Le service client est un environnement exigeant pour les LLM : questions ambiguës, documentation périmée, données sensibles et erreurs visibles immédiatement par les utilisateurs.
Si vous voulez une automatisation du support qui tienne en production, un simple démo RAG ne suffit pas. Il vous faut un système agentic capable de router les demandes, récupérer les bonnes preuves, appeler des outils de façon sûre et escalader quand il n'est pas sûr de lui.
Ce billet est un playbook de déploiement pour les équipes de production.
Définir ce que signifie "automatiser" avant de déployer
Beaucoup d'équipes commencent par le chatbot. Il vaut mieux commencer par choisir les workflows à automatiser et la définition concrète de "done".
Choisir un mode de déploiement
Point de départ recommandé :
- Agent-assist : le système prépare la réponse et l'evidence bundle, un humain envoie.
- Automatisation partielle : quelques intents étroits et peu risqués sont auto-résolus.
- Automatisation étendue : la majorité des intents est automatisée, mais seulement après validation progressive.

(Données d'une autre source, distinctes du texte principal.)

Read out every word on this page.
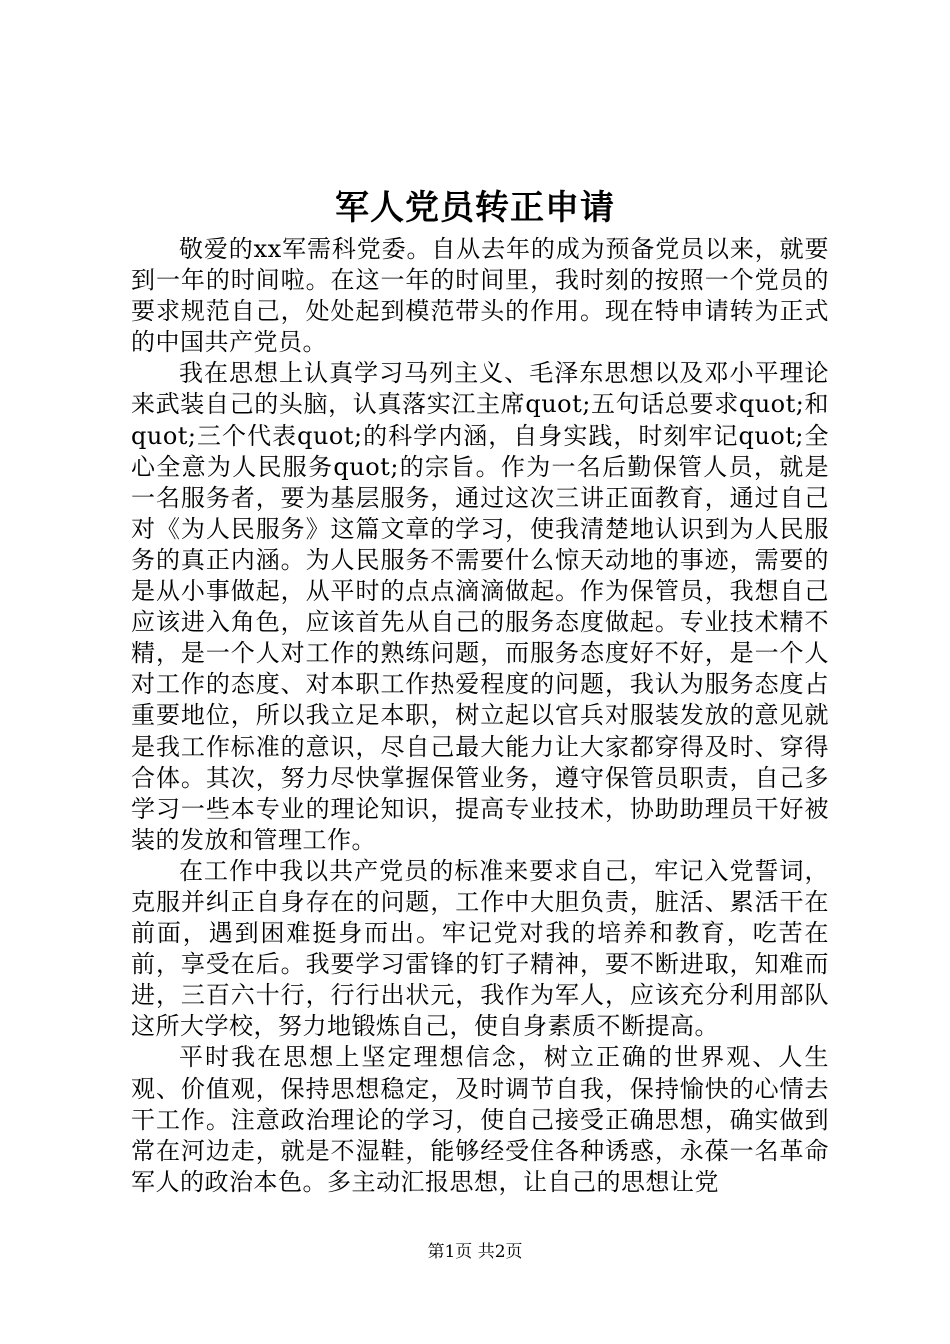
军人党员转正申请

敬爱的xx军需科党委。自从去年的成为预备党员以来，就要到一年的时间啦。在这一年的时间里，我时刻的按照一个党员的要求规范自己，处处起到模范带头的作用。现在特申请转为正式的中国共产党员。

我在思想上认真学习马列主义、毛泽东思想以及邓小平理论来武装自己的头脑，认真落实江主席quot;五句话总要求quot;和quot;三个代表quot;的科学内涵，自身实践，时刻牢记quot;全心全意为人民服务quot;的宗旨。作为一名后勤保管人员，就是一名服务者，要为基层服务，通过这次三讲正面教育，通过自己对《为人民服务》这篇文章的学习，使我清楚地认识到为人民服务的真正内涵。为人民服务不需要什么惊天动地的事迹，需要的是从小事做起，从平时的点点滴滴做起。作为保管员，我想自己应该进入角色，应该首先从自己的服务态度做起。专业技术精不精，是一个人对工作的熟练问题，而服务态度好不好，是一个人对工作的态度、对本职工作热爱程度的问题，我认为服务态度占重要地位，所以我立足本职，树立起以官兵对服装发放的意见就是我工作标准的意识，尽自己最大能力让大家都穿得及时、穿得合体。其次，努力尽快掌握保管业务，遵守保管员职责，自己多学习一些本专业的理论知识，提高专业技术，协助助理员干好被装的发放和管理工作。

在工作中我以共产党员的标准来要求自己，牢记入党誓词，克服并纠正自身存在的问题，工作中大胆负责，脏活、累活干在前面，遇到困难挺身而出。牢记党对我的培养和教育，吃苦在前，享受在后。我要学习雷锋的钉子精神，要不断进取，知难而进，三百六十行，行行出状元，我作为军人，应该充分利用部队这所大学校，努力地锻炼自己，使自身素质不断提高。

平时我在思想上坚定理想信念，树立正确的世界观、人生观、价值观，保持思想稳定，及时调节自我，保持愉快的心情去干工作。注意政治理论的学习，使自己接受正确思想，确实做到常在河边走，就是不湿鞋，能够经受住各种诱惑，永葆一名革命军人的政治本色。多主动汇报思想，让自己的思想让党

第1页 共2页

Définir une liste "ne jamais automatiser"
Elle devrait inclure :
- actions financières au-dessus d'un seuil
- changements de propriété de compte
- exportations de données
- tout flux réglementé ou fortement risqué
Ces cas doivent escalader immédiatement.
Architecture de référence : Agentic RAG pour le support
Un système de production n'est pas une simple pipeline. C'est un système de décision avec garde-fous.
Une grille utile est la séparation en orchestration, execution et infrastructure, comme dans l'article d'Adaline Labs sur production-ready agentic RAG architecture and observability.
Orchestration : routeur plus moteur de politiques
Cette couche décide de la suite.
Tâches typiques :
- classer l'intent
- décider si retrieval est nécessaire
- choisir les outils utiles
- appliquer les règles d'escalade et les limites "ne jamais automatiser"
Execution : retrieval, outils, synthèse
Ici se fait le travail :
- construire la requête de retrieval
- récupérer des preuves via hybride et reranking
- appeler les tools avec least privilege
- rédiger une réponse ancrée dans les preuves
Les résultats de retrieval doivent être traités comme non fiables par défaut.
Infrastructure : observabilité, évaluation, fiabilité
Il faut :
- des traces par étape
- des signaux d'évaluation sur le grounding
- retries, timeouts et fallbacks
Si vous ne pouvez pas expliquer quelles preuves ont été utilisées et pourquoi une action a été prise, le système n'est pas prêt pour la production.
Prérequis côté données et retrieval
Si votre documentation est confuse, le modèle répondra faux avec assurance.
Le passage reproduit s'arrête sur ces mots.